Hallo
@ Marek; Kammerfeger
Vielen Dank. Das mit der Palme wäre eine gute Idee. Wie könnte wohl die Frau des Eskimos heißen? Hilf mal der Biene auf die Blüte!
Mit dem Bau des 540 K soll es auch bald ein Ende haben. In den letzten beiden Wochen habe ich über 30 Stunden mit ihm verbracht. Es waren für mich viele zeitaufwendige Kleinarbeiten mit lackieren und Chromteile aufbringen..
Da steht das gute Stück ganz unscheinbar im Schrank und wartet so vor sich hin.
Ein paar Kleinteile leisten der Karosse Gesellschaft.
Aber mit der Ruhe ist es nun vorbei. Nach einigen vorangegangenen Lackierungen und Trockenzeiten werden die Teile der Motorhaube zusammengefügt .......
....... um festzustellen, dass sie nicht auf die Karosse passen. Das ist ja mal ganz etwas Neues bei dem alten Bausatz.
Aber es hilft ja alles nichts. Die Nippel müssen noch mit dem Scharnierbändern verbunden werden. Wie üblich mit dem erhitzten kleinen Schraubenzieher. Meine kleinen Schraubenzieher waren an dem Tag wohl nicht in Form – also: Dremel – 5.000 Umdrehungen und Ratz Fatz waren die Dinger weg.
Dann habe ich mir mal die Innenseiten der Türen vorgenommen. Auch sie sollen mit „Katze“ versehen werden. Ebenso die Rücklehne des „Schwiegermutter-Sitzes“.
Wie gehabt mit Weisleim-
Dann die Scheiben befestigt und die Hälften zusammengeklebt.
Das Festkleben der Türen in die Karosse hat etwas gedauert, da sie nicht bündig gepasst hat – aber nach drei ausgerupften Haarbüscheln war es dann soweit.
Die diversen Kleinteile habe ich absichtlich erst anschließend angebracht, denn bei all den vielen Passproben hätte ich bestimmt die Hälfte wieder abgerissen.
Das ehemals dunkle Armaturenbrett hat eine Veränderung erfahren – es hat sich mit Perlmutt belegt, und in Indien sieht Perlmut nun mal so aus wie auf dem Bild.

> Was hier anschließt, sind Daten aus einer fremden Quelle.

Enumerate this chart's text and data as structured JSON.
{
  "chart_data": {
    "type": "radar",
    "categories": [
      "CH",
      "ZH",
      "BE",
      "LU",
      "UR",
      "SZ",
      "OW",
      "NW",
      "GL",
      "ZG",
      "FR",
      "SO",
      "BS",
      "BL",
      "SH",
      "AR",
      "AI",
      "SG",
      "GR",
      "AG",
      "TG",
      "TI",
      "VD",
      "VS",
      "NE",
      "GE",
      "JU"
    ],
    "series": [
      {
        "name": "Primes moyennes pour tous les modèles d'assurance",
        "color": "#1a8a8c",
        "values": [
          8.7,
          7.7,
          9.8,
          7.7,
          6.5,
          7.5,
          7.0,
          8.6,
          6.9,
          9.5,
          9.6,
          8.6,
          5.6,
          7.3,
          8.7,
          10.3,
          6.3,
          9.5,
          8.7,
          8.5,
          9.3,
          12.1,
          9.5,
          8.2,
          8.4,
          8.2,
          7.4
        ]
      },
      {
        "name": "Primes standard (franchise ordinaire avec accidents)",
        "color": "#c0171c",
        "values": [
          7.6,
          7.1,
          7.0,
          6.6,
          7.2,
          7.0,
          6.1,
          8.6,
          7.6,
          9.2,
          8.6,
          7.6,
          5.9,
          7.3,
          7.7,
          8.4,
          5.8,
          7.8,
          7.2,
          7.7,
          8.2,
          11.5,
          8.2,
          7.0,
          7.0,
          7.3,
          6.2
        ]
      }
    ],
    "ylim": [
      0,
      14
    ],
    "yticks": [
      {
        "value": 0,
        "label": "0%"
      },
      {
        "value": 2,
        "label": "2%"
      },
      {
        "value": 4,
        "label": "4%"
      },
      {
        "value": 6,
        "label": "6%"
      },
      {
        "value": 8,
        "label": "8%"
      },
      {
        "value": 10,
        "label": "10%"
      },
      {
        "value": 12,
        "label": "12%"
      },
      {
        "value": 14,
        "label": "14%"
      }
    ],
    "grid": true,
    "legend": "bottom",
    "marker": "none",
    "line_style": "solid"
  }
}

Hier noch einmal ein Original.
Dann kam die Chromleisten-Orgie dran. Zuerst die Heckklappe.
Das kleine Stück hatte sich unsichtbar gemacht und wurde kurzerhand ersetzt ....
Diese Handbremse von einem anderen Bausatz wurde entsprechend zurechtgefeilt. Es soll mir jetzt bloß keiner mit Maßstabstreue kommen.
Die Seitenteile der Motorhaube kriegen auch Chromleisten. Also mit feinen Fingern an den Klebestellen den Lack abkratzen.
----- und fertig.
Die Sitzfläche des Schwiegermutter-Sitzes hat auch „Katze“ bekommen.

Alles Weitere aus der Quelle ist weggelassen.